President Kumaratunga declared recently at the UN:

"Concerted international action is essential to combat terrorism and to compel the terrorists to renounce violence and enter the democratic process. Unfortunately, effective action to that end has been frustrated through sterile philosophical debate about the nature of terrorism."

That Sinhala chauvinism should assert that discussion about the nature of terrorism, is 'sterile' and 'philosophical' is not altogether surprising. On the one hand, Sinhala political parties (who had 'entered' the so called 'democratic process') have during the past four decades sponsored and actively encouraged terrorism against the Tamil people. On the other hand, President Kumaratunga seeks to demonise the lawful armed resistance of the Tamil people to decades of oppressive Sinhala rule as 'terrorism' and provide a legitimising facade for her current genocidal attack on the Tamil people.

It is true that concerted international action is essential to combat terrorism. The facts is that in Sri Lanka, state terrorism was consolidated and refined as a way of political life by the J.R. Jayawardene government, and later by President Premadasa and President D.B.Wijetunga. And this continues under President Kumaratunga today.

On 9 August 1995, 20 non governmental organisations in a joint statement to the UN Sub-Commission on Prevention of Discrimination and Protection of Minorities expressed their grave concern at the 'impunity with which the Sri Lanka armed forces continue to commit gross and inhumane violations of human rights and humanitarian law' and went on to condemn such actions as being 'intended to terrorise and subjugate the Tamil people'. The Statement added:

"In May this year, President Chandrika Kumaratunga declared that it may be necessary to launch an all out attack in the Jaffna peninsula and that this 'would mean a lot of civilian casualties' and the 'place would be wiped out'. In May, June and July the Sri Lanka armed forces launched a genocidal onslaught on the Tamil people in the Tamil homeland in the North-East.

In early July alone, 245 Tamil civilians including around one hundred women and children were killed in the North. More than 470 were injured. Indiscriminate and incessant night shelling of Tamil villages in the north led tens of thousands of Tamil civilians to evacuate their homes. The Sri Lanka airforce indiscriminately bombed villages and targetted temples, places of worship and schools. Sellachennathy Hindu Temple was bombed. St.Peters Church and St.Peters School in Navaly where hundreds had sought shelter from the incessant shelling was bombed on 10 July 1995. More than 120 including 13 babies died in their mother's arms. The Pope has expressed his deep sorrow at the bombing of the Church and the loss of civilian lives.

The Sri Lanka government, initially denied the bombing of the St.Peters Church. Then it criticised the ICRC representative for reporting the incident to the world media without consulting the Government. Later the government promised to hold an inquiry into the incident.
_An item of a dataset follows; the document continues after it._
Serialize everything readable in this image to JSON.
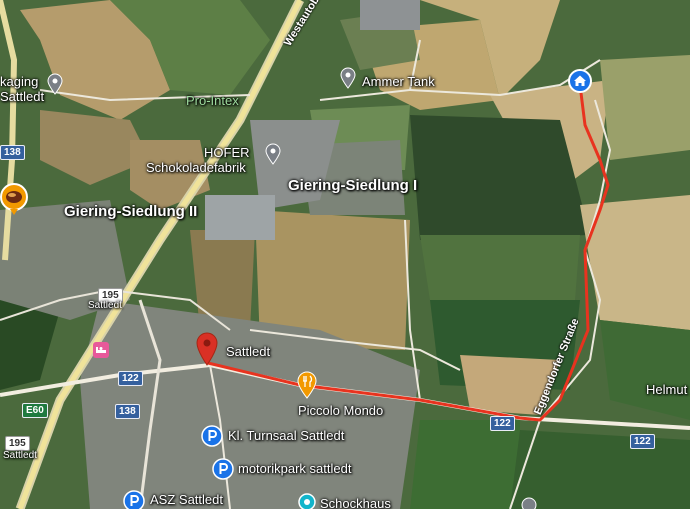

Finally the Sri Lanka Foreign Minister declared that the government will 'boldly apologise' for the attack even before the findings of the inquiry.

The aerial bombardment of civilian population centres and places of worship follow a pattern set by the Sri Lanka armed forces over the past several years and President Kumaratunga's belated promise to investigate the recent violations, must ring hollow in the ears of the Tamil people whose kith and kin have lost their lives or their limbs in the bomb outrage."

In all these circumstances, we appeal to the Canadian government, as a matter of urgency, to respond positively and with humanity to the call made by the Secretary General of the United Nations for urgent humanitarian aid for hundreds of thousands displaced Tamils and also call upon the Sri Lanka government

1. to withdraw from the occupied territories of the Tamil homeland and end the genocidal attack on the Tamil people; and

2. to recognise the right of the Tamil people to choose their political status in order to pave the way for a peaceful settlement of the conflict.